Why We Need More Collaboration in Europe to Enhance Post-marketing Surveillance of Vaccines

"The influenza A/H1N1 pandemic in 2009 taught us that the monitoring of vaccine benefits and risks in Europe had potential for improvement if different public and private stakeholders would collaborate better..."

In 2016, a global survey in 67 countries on vaccine hesitancy indicated that Europe was the region in the world with the least confidence in vaccine importance, safety, and effectiveness. Indeed, some population groups in a number of European countries are hesitant about vaccination, reporting mistrust in vaccine safety and questioning the trustworthiness of government, regulatory and public health authorities, and pharmaceutical companies. In this context, continuous post-marketing monitoring of vaccine safety is needed to identify and evaluate potentially rare adverse events and to enable re-assessment of vaccine benefit-risk. This paper describes the perspectives of key stakeholder groups of the ADVANCE (Accelerated Development of Vaccine benefit-risk Collaboration in Europe) consortium for vaccine benefit-risk monitoring and their views on how to build a European system addressing the needs and challenges of such monitoring.

As the authors explain, during the 2009 influenza pandemic, several new vaccines were licensed and used in large populations.
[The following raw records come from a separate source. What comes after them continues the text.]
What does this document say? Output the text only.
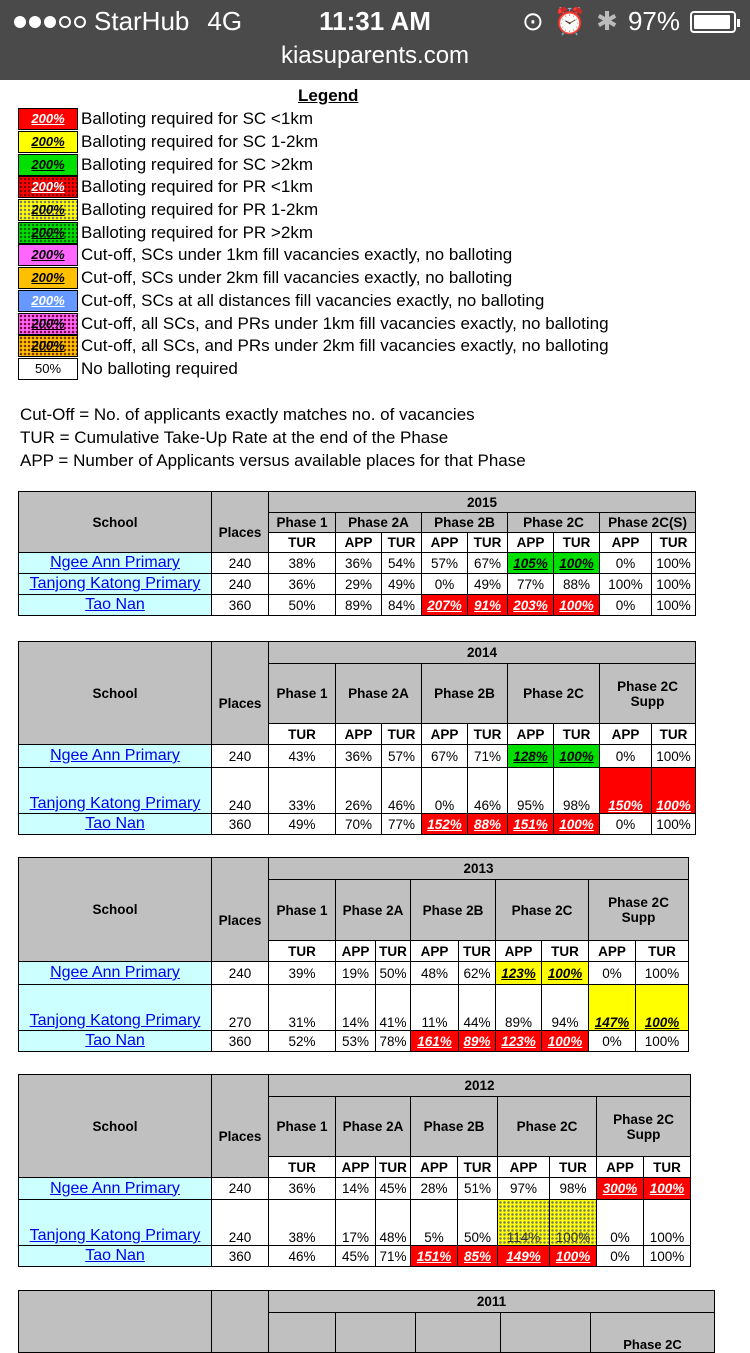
StarHub 4G	11:31 AM	⊙ ⏰ ✱ 97%
kiasuparents.com
Legend
200% Balloting required for SC <1km
200% Balloting required for SC 1-2km
200% Balloting required for SC >2km
200% Balloting required for PR <1km
200% Balloting required for PR 1-2km
200% Balloting required for PR >2km
200% Cut-off, SCs under 1km fill vacancies exactly, no balloting
200% Cut-off, SCs under 2km fill vacancies exactly, no balloting
200% Cut-off, SCs at all distances fill vacancies exactly, no balloting
200% Cut-off, all SCs, and PRs under 1km fill vacancies exactly, no balloting
200% Cut-off, all SCs, and PRs under 2km fill vacancies exactly, no balloting
50%	No balloting required
Cut-Off = No. of applicants exactly matches no. of vacancies
TUR = Cumulative Take-Up Rate at the end of the Phase
APP = Number of Applicants versus available places for that Phase
School		2015								
	Places	Phase 1	Phase 2A		Phase 2B		Phase 2C		Phase 2C(S)	
		TUR	APP	TUR	APP	TUR	APP	TUR	APP	TUR
Ngee Ann Primary	240	38%	36%	54%	57%	67%	105%	100%	0%	100%
Tanjong Katong Primary	240	36%	29%	49%	0%	49%	77%	88%	100%	100%
Tao Nan	360	50%	89%	84%	207%	91%	203%	100%	0%	100%
School		2014								
	Places	Phase 1	Phase 2A		Phase 2B		Phase 2C		Phase 2C Supp	
		TUR	APP	TUR	APP	TUR	APP	TUR	APP	TUR
Ngee Ann Primary	240	43%	36%	57%	67%	71%	128%	100%	0%	100%
Tanjong Katong Primary	240	33%	26%	46%	0%	46%	95%	98%	150%	100%
Tao Nan	360	49%	70%	77%	152%	88%	151%	100%	0%	100%
School		2013								
	Places	Phase 1	Phase 2A		Phase 2B		Phase 2C		Phase 2C Supp	
		TUR	APP	TUR	APP	TUR	APP	TUR	APP	TUR
Ngee Ann Primary	240	39%	19%	50%	48%	62%	123%	100%	0%	100%
Tanjong Katong Primary	270	31%	14%	41%	11%	44%	89%	94%	147%	100%
Tao Nan	360	52%	53%	78%	161%	89%	123%	100%	0%	100%
School		2012								
	Places	Phase 1	Phase 2A		Phase 2B		Phase 2C		Phase 2C Supp	
		TUR	APP	TUR	APP	TUR	APP	TUR	APP	TUR
Ngee Ann Primary	240	36%	14%	45%	28%	51%	97%	98%	300%	100%
Tanjong Katong Primary	240	38%	17%	48%	5%	50%	114%	100%	0%	100%
Tao Nan	360	46%	45%	71%	151%	85%	149%	100%	0%	100%
		2011				
						Phase 2C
This situation highlighted the need for collaboration at many levels, indicating how post-marketing monitoring systems in the European Union (EU) could be improved by developing increased and transparent interactions between public and private stakeholders, better communication on the respective roles and responsibilities of the various European bodies and agencies (i.e., European Commission (EC), European Medicines Agency (EMA), and European Centre for Disease Prevention and Control (ECDC)), common approaches to studies for readiness to respond, and better communication strategies to share new data promptly and transparently. The idea was that collaboration and sharing of data could increase the capacity to quantify risks and benefits, allow comparisons between product brands and vaccination schedules, and promote knowledge sharing.

The ADVANCE consortium comprises key public and private vaccine stakeholders in Europe including the ECDC and EMA, with 47 full and associate partners in multiple domains (16 academic/public research institutions, 3 small medium enterprises (SMEs), 2 charities, 10 public health organisations, 9 medicines regulatory authorities, and 7 vaccine manufacturers). ADVANCE focuses on the secondary use of available, existing EU healthcare data, which could provide real-world evidence on vaccine benefit-risk to inform on the best use of vaccines. Social media data are used to listen to the public prior to communication. The conviction is that readily accessible information might help to build and maintain public trust in vaccines and facilitate informed decision-making for the regulation of vaccines, immunisation policies, and vaccination of individuals.

Participants' perspectives and needs were assessed at the start of the ADVANCE project by the EMA together with representatives of the main stakeholders in the field of vaccines within and outside the ADVANCE consortium (i.e., research institutes, public health institutes (PHIs), medicines regulatory authorities, vaccine manufacturers, and patient associations). Although all stakeholder representatives stated they conduct vaccine benefit-risk monitoring according to their own remit, needs, and obligations, they are faced with similar challenges and needs for improved collaboration. These challenges include, for example, trust in the quality of the data and the interpretation, the speed at which evidence can be made available, and the methods for pooling evidence.

In response to the stakeholders' expressed needs, the ADVANCE consortium developed various tools, methods, and best practice guidance specific to vaccine benefit-risk monitoring. In an effort to support decision-making, ADVANCE also designed a system meant to yield high-quality information on the benefits and risks of vaccines and has tested its performance in a series of proof of concept (POC) studies.

Since the project and funding ended in March 2019, the ADVANCE system, methods, and tools are being implemented by the non-profit organisation VAccine monitoring Collaboration for Europe (VAC4EU). Uniting the ADVANCE stakeholders in a different governance structure, this legal entity is open to new partners (research organisations and PHIs) and aims to collaborate with the Global Vaccine Data Network and other initiatives that focus on primary data collection, to rapidly monitor vaccine benefits and risks across continents.

In conclusion: "Although evidence on benefits and risks is not, by itself, enough to build trust when safety concerns arise, the absence of evidence and answers may generate mistrust....The rapid availability of such evidence will therefore ultimately serve society as a whole."